The H. P. Lovecraft Historical Society has produced a “silent” film, much like would have been produced in the 1920’s, of Lovecraft’s most famous work, The Call of Cthulu. The movie is done in the classic style of the silver screen and has “mood” music background. Also, the DVD has a “making of” documentary and other bonuses. I can’t believe I haven’t heard about this soon, considering how much I love HPL and his work. Anyway, it exists and now the word is out.
The trailer is here and the DVD available for purchase is here.
Iä! Iä! Cthulhu fhtagn!


How to Write a “Literary” Novel

Filed under: — Posted by the Fantasist during the Hour of the Tiger which is terribly early in the morning.
The moon is Waning Crescent

This is funny to me.
The daughter of a favorite author of mine has written an entry in her blog about writing a “literary” novel that’s good enough to sell.
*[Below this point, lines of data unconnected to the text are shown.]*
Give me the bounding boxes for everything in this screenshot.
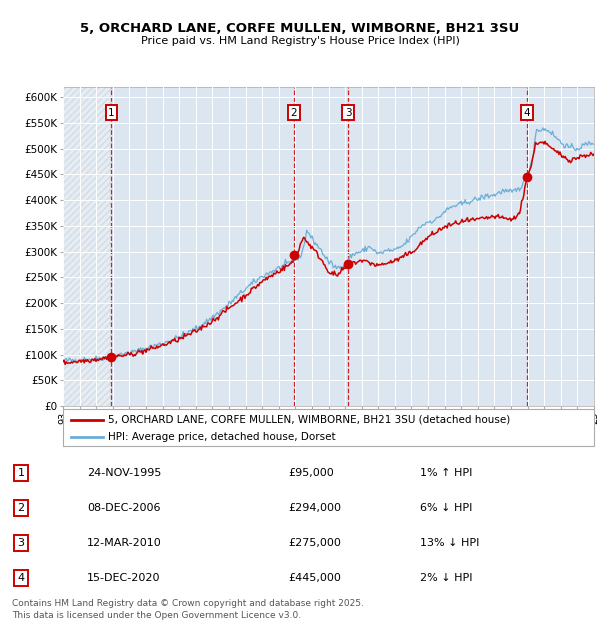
Text: 1: 1 (108, 107, 115, 118)
Text: 15-DEC-2020: 15-DEC-2020 (87, 573, 161, 583)
Text: 3: 3 (17, 538, 25, 547)
Text: Price paid vs. HM Land Registry's House Price Index (HPI): Price paid vs. HM Land Registry's House … (140, 36, 460, 46)
Text: This data is licensed under the Open Government Licence v3.0.: This data is licensed under the Open Gov… (12, 611, 301, 619)
Text: 24-NOV-1995: 24-NOV-1995 (87, 468, 161, 478)
Text: 13% ↓ HPI: 13% ↓ HPI (420, 538, 479, 547)
Text: 5, ORCHARD LANE, CORFE MULLEN, WIMBORNE, BH21 3SU: 5, ORCHARD LANE, CORFE MULLEN, WIMBORNE,… (80, 22, 520, 35)
Bar (63, 87, 112, 406)
Text: 4: 4 (524, 107, 530, 118)
Text: £275,000: £275,000 (288, 538, 341, 547)
Text: HPI: Average price, detached house, Dorset: HPI: Average price, detached house, Dors… (108, 432, 336, 442)
Text: £95,000: £95,000 (288, 468, 334, 478)
Text: 1% ↑ HPI: 1% ↑ HPI (420, 468, 472, 478)
Text: 4: 4 (17, 573, 25, 583)
Text: £445,000: £445,000 (288, 573, 341, 583)
Text: 12-MAR-2010: 12-MAR-2010 (87, 538, 162, 547)
Text: £294,000: £294,000 (288, 503, 341, 513)
Text: 5, ORCHARD LANE, CORFE MULLEN, WIMBORNE, BH21 3SU (detached house): 5, ORCHARD LANE, CORFE MULLEN, WIMBORNE,… (108, 415, 511, 425)
Text: 2: 2 (17, 503, 25, 513)
Text: 2% ↓ HPI: 2% ↓ HPI (420, 573, 473, 583)
Text: 3: 3 (345, 107, 352, 118)
Text: 6% ↓ HPI: 6% ↓ HPI (420, 503, 472, 513)
Text: Contains HM Land Registry data © Crown copyright and database right 2025.: Contains HM Land Registry data © Crown c… (12, 600, 364, 608)
Text: 1: 1 (17, 468, 25, 478)
Text: 08-DEC-2006: 08-DEC-2006 (87, 503, 161, 513)
Text: 2: 2 (290, 107, 297, 118)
Sadly, I’m afraid that she may well be right!
According to the entry in her father’s blog, this was inspired by the fact that she was forced to read a “literary” novel that didn’t agree with her mental digestion. And, interestingly enough, the author himself got started in response to the statistic often quoted about authors getting a “mere” $2000 for their first novel. Apparently, his thought was “For two grand, I could do something that bad. In fact, I think I could so something a little better.” And, I can think of worse ways to get inspired. After all, $2000 not bad, frankly, for a kid in high school with literary aspiration and some free time.
Hmm, maybe I could do better, if I follow her formula and put out a little effort…

Well, maybe tomorrow. Today, though, I revel in the fact that it’s Friday. Enjoy the link!